Sur le fond, pour beaucoup, cette politique a des attraits, même si c’est seulement parce qu’elle semble à l’opposé de ce qui est défendu par la politique bourgeoise consensuelle des deux principaux partis au cours des dernières décennies. Imitant en partie le style du fascisme italien, Trump a bâti un culte de la personnalité virtuel autour de sa personne (quelque chose qui renvoie à ses jours de gloire comme icône de la pop-culture dans la télé-réalité) ; ce procédé a attiré l’attention de millions d’Américains qui sont complètement dégoûtés par la politique du consensus néo-libéral et ont envie d’essayer un homme dont les médias responsables et les experts disent qu’il est une catastrophe.
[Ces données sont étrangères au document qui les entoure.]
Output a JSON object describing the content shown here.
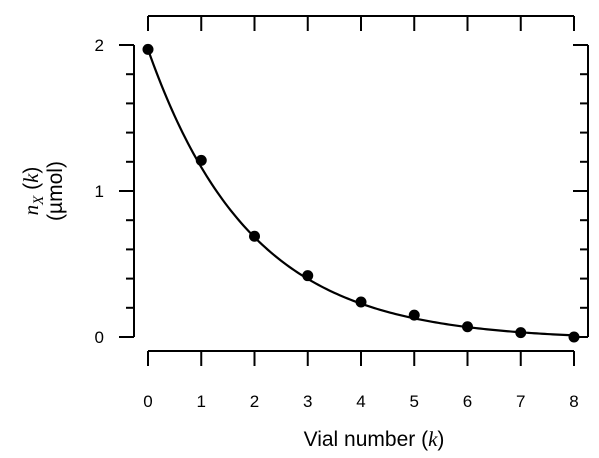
{
  "chart_data": {
    "type": "scatter",
    "title": "",
    "xlabel": {
      "text": "Vial number (",
      "variable": "k",
      "suffix": ")"
    },
    "ylabel": {
      "variable": "n",
      "subscript": "X",
      "argument_prefix": " (",
      "argument": "k",
      "argument_suffix": ")",
      "unit": "(µmol)"
    },
    "xlim": [
      0,
      8
    ],
    "ylim": [
      0,
      2
    ],
    "x_ticks": [
      0,
      1,
      2,
      3,
      4,
      5,
      6,
      7,
      8
    ],
    "x_tick_labels": [
      "0",
      "1",
      "2",
      "3",
      "4",
      "5",
      "6",
      "7",
      "8"
    ],
    "y_ticks": [
      0,
      1,
      2
    ],
    "y_tick_labels": [
      "0",
      "1",
      "2"
    ],
    "y_minor_step": 0.2,
    "grid": false,
    "legend": "none",
    "series": [
      {
        "x": [
          0,
          1,
          2,
          3,
          4,
          5,
          6,
          7,
          8
        ],
        "values": [
          1.97,
          1.21,
          0.69,
          0.42,
          0.24,
          0.15,
          0.07,
          0.03,
          0.0
        ]
      }
    ],
    "fit_curve": {
      "form": "exponential decay",
      "x_range": [
        0,
        8
      ]
    },
    "colors": {
      "marks": "#000000",
      "background": "#ffffff"
    }
  }
}
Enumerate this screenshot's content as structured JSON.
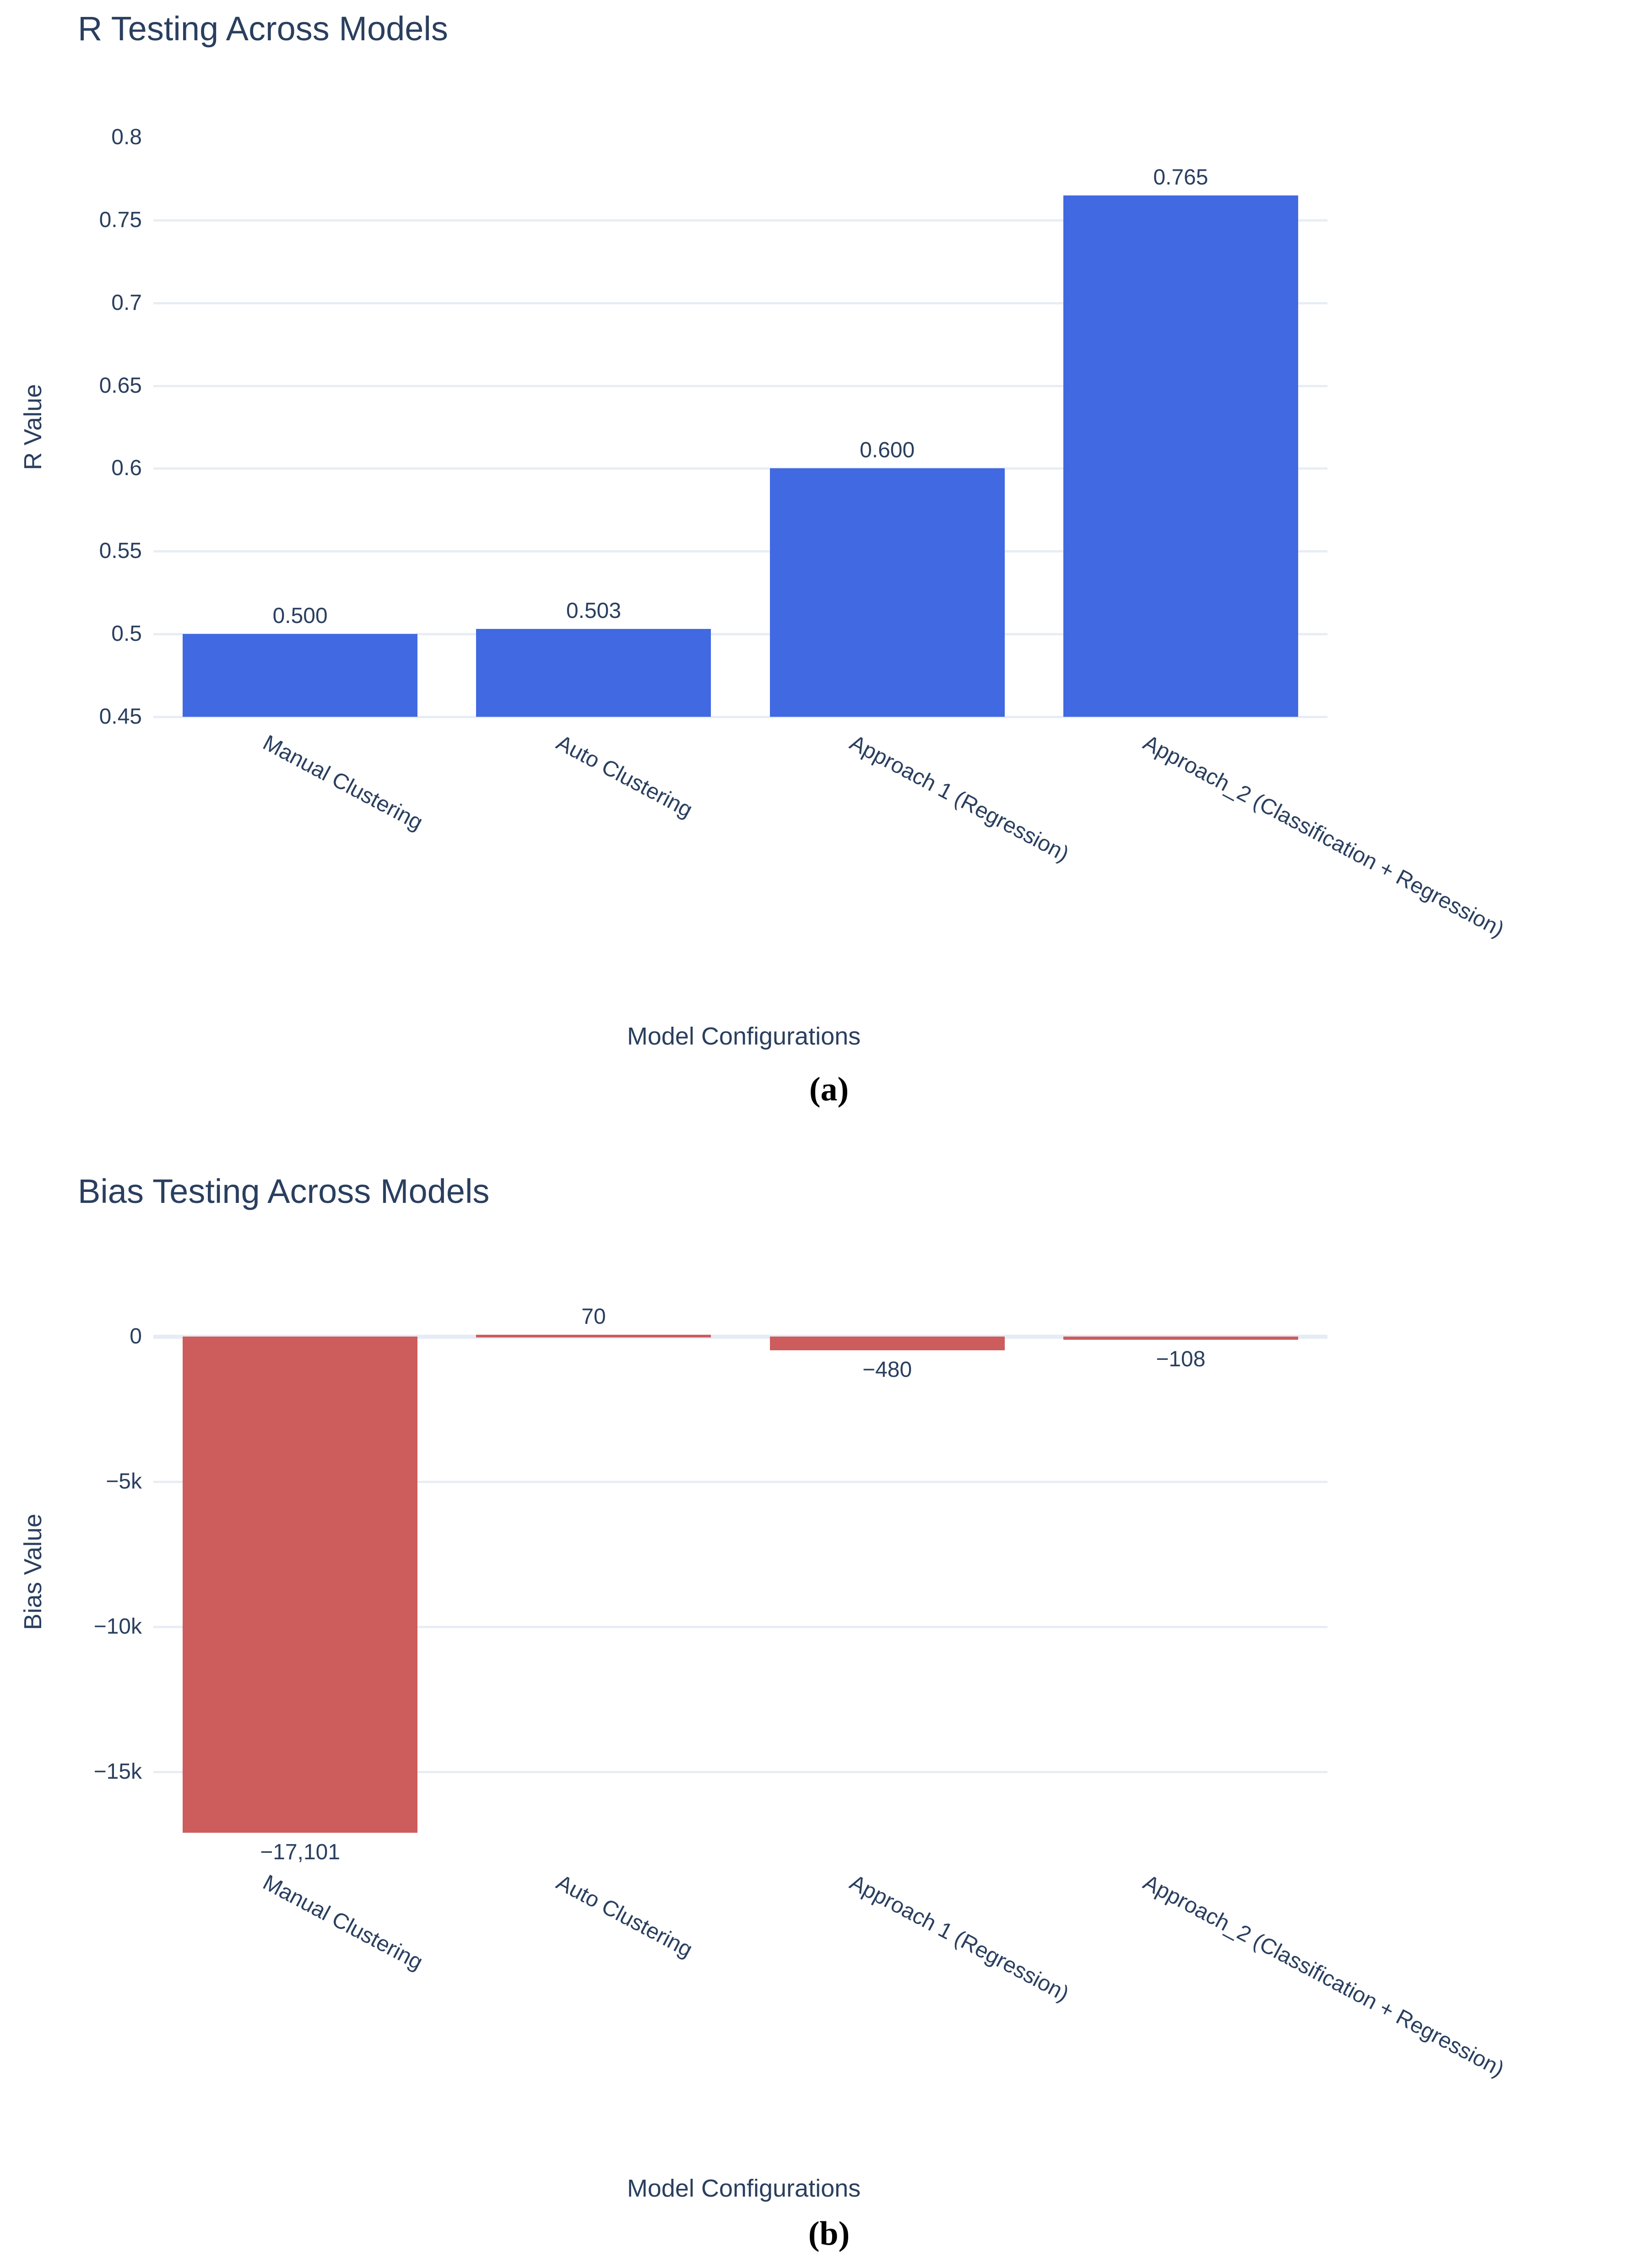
{
  "figure": {
    "background": "#ffffff",
    "text_color": "#2a3f5f",
    "grid_color": "#e8edf5",
    "zeroline_color": "#e6ecf5",
    "caption_color": "#000000"
  },
  "chart_data": [
    {
      "type": "bar",
      "title": "R Testing Across Models",
      "xlabel": "Model Configurations",
      "ylabel": "R Value",
      "caption": "(a)",
      "bar_color": "#4169e1",
      "categories": [
        "Manual Clustering",
        "Auto Clustering",
        "Approach 1 (Regression)",
        "Approach_2 (Classification + Regression)"
      ],
      "values": [
        0.5,
        0.503,
        0.6,
        0.765
      ],
      "value_labels": [
        "0.500",
        "0.503",
        "0.600",
        "0.765"
      ],
      "ylim": [
        0.45,
        0.8
      ],
      "ytick_values": [
        0.45,
        0.5,
        0.55,
        0.6,
        0.65,
        0.7,
        0.75,
        0.8
      ],
      "ytick_labels": [
        "0.45",
        "0.5",
        "0.55",
        "0.6",
        "0.65",
        "0.7",
        "0.75",
        "0.8"
      ],
      "grid": true,
      "legend": "none"
    },
    {
      "type": "bar",
      "title": "Bias Testing Across Models",
      "xlabel": "Model Configurations",
      "ylabel": "Bias Value",
      "caption": "(b)",
      "bar_color": "#cd5c5c",
      "categories": [
        "Manual Clustering",
        "Auto Clustering",
        "Approach 1 (Regression)",
        "Approach_2 (Classification + Regression)"
      ],
      "values": [
        -17101,
        70,
        -480,
        -108
      ],
      "value_labels": [
        "−17,101",
        "70",
        "−480",
        "−108"
      ],
      "ylim": [
        -17980,
        1420
      ],
      "ytick_values": [
        0,
        -5000,
        -10000,
        -15000
      ],
      "ytick_labels": [
        "0",
        "−5k",
        "−10k",
        "−15k"
      ],
      "grid": true,
      "zeroline": true,
      "legend": "none"
    }
  ]
}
De toutes façons, du point de vue de la base de Trump, le désastre est déjà advenu, il continue juste à s’approfondir et aucun des candidats « responsables » n’a l’air de s’en émouvoir. La candidature de Trump est en grande partie une révolte nourrie par le désespoir de millions d’ouvriers dont les emplois relativement stables d’avant et l’espoir d’une amélioration sociale ont été déçus précisément par le genre de politique libérale que l’élite consensuelle leur a vendue en disant que c’était leur intérêt (mondialisation, externalisation, libre-échange, etc…).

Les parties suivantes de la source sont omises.